Biddle, Stuart, et al. Physical Activity and Psychological Well-Being. Routledge, 2003.
Biddle, et al. (pp. 67) examines the importance of physical activity vis-a-vis mental health. He argues that both are inseparable. He poses the former leads to the latter. Therefore, people involved in regular physical activity have the highest potential to enhance their mental wellbeing as well. The article is critical in analyzing the impact of physical exercise on one's mental health, which shows that the entire human body is interconnected; therefore, exercising one part enhances the health of another.
Bronson, Charles, and Stephen Richards. Solitary Fitness. John Blake, 2007.
Physical fitness is key to a long life, as Bronson and Richards (pp. 98) argue. The authors assess the impact of one's physical activity on an individual level. They offer suggestions on how one may improve their performance in physical exercise alone. Their points are valid, in that one needs physical health to enhance their mental performance as well, which keeps conditions such as Alzheimer's diseases, associated with old age, at bay. The book is essential in analyzing the role of physical exercise to longevity and physical and mental health, which is the central point of the paper.
De Bruijn, A.G.M., et al. "Exploring the relations among physical fitness, executive functioning, and low academic achievement." Journal of Experimental Child Psychology, vol. 167, 2018, pp. 204-221.
De Bruijn et al. (pp. 206) poses that fitness does indeed affect academic performance, especially in regards to executive functioning. They conclude that fitness mainly affects academic performance among children in math and spelling. However, the ability to rehearse material verbally may reconcile physical aptitude and low achievement. The authors' conclusion that physical fitness may enhance mental fitness is a justified claim. Regular physical training can potentially boost psychological health. The article shall contribute to the thesis of the paper, which suggests that muscular training that is characteristic of physical fitness is vital to mental improvement as well.

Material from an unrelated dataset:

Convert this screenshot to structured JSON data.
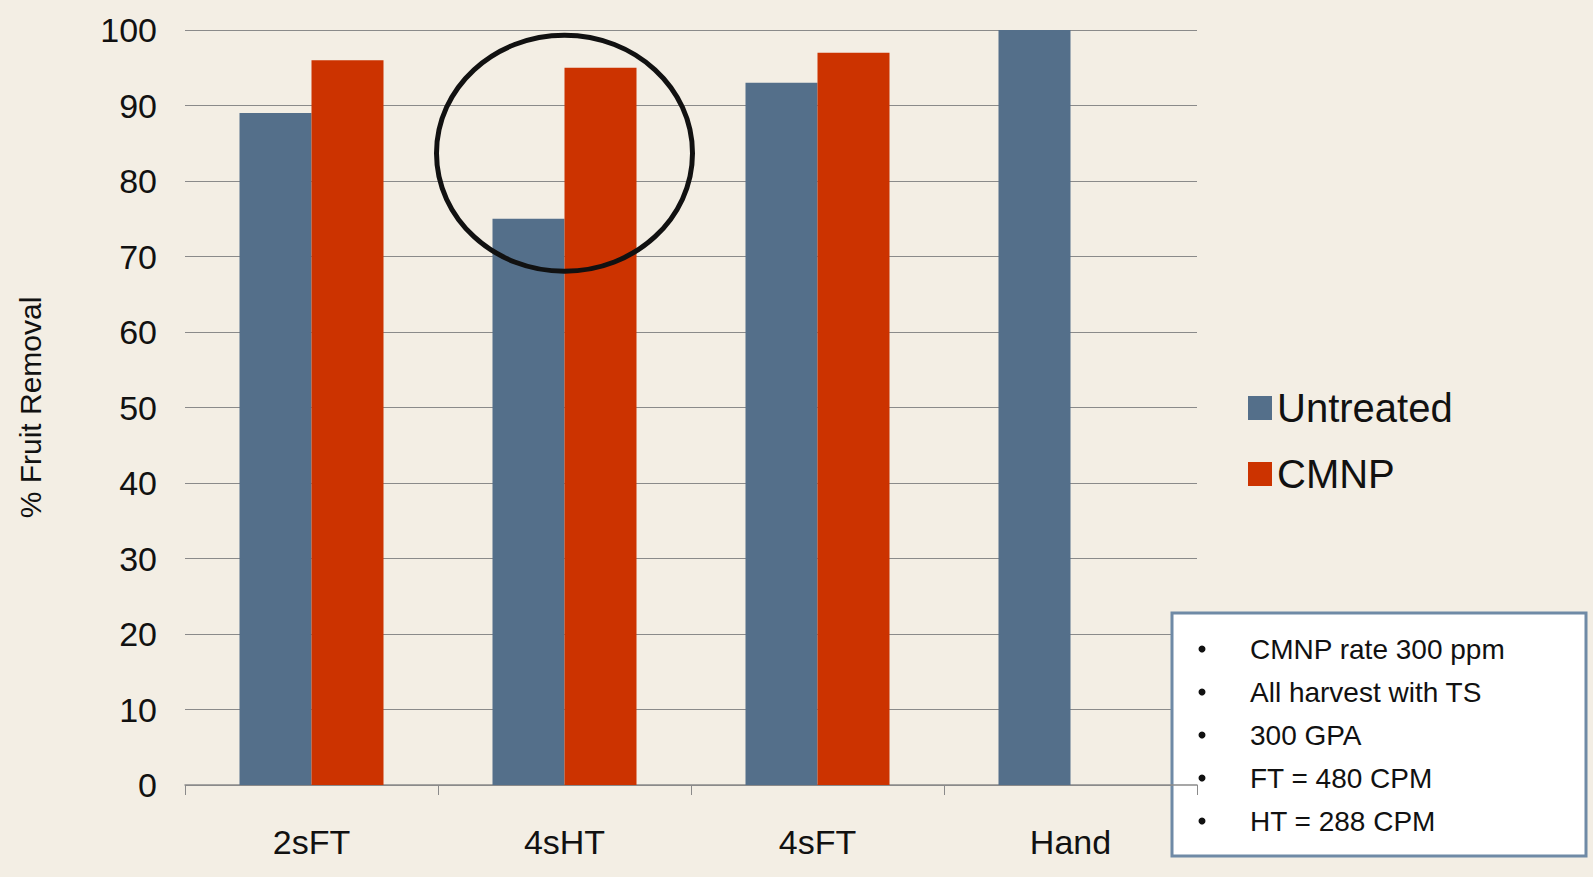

LeMond, G., and M. Hom. "The Human Machine." The Science of Fitness, 2015, pp. 9-37, doi:10.1016/b978-0-12-801023-5.00002-8.
In the second chapter of this book, the author explores various organ systems that explain the vital role of cells in the human body. Processes such as digestion, blood sugar regulation, and fluid balance show the blood cell performing its function for the enhancement of the body. LeMond and Hom (pp. 25) conclude that the blood cell, as a constant in every human body part, is a beneficiary of physical fitness; and its effects are present in every body part. This piece is a positive contribution to the argument of this paper - physical fitness and mental fitness develop mutually.
Potkanowicz, Edward S. "The Role of Physical Activity in Cognitive Fitness: A General Guide for Community Programs." Enhancing Cognitive Fitness in Adults, 2011, pp. 239-248.
According to Potkanowicz (pp. 245), physical exercise is tied to motivation to push further beyond one's limits. It enhances long-term sticking to set rules and goals. The author takes a different route from the other studies described above. He shows the role of strengthening one's mental strength first, which should influence the performance of the physical body. Motivation is indeed a key factor in the achievement of one's exercise goals. Nonetheless, this piece shows the relationship between physical performance and mental health, which is evidence of a coexistence that cannot be separated.
Perez-Bey, Alejandro, et al. "The Role of Adiposity in the Association between Muscular Fitness and Cardiovascular Disease." The Journal of Pediatrics, 2018.
Perez-Bey et al. (pp. 213) argue that body mass index (BMI) is directly related to the risk of cardiovascular disease in both children and adolescents. Muscular fitness influences BMI, which means that increased fitness reduces the risk of CVD. As aforementioned by the other researchers, physical fitness is directly proportional to such fitness in other parts of the body. The article is critical because it shows that all parts of the body are pertinent to physical exercise, and benefit just as much from it.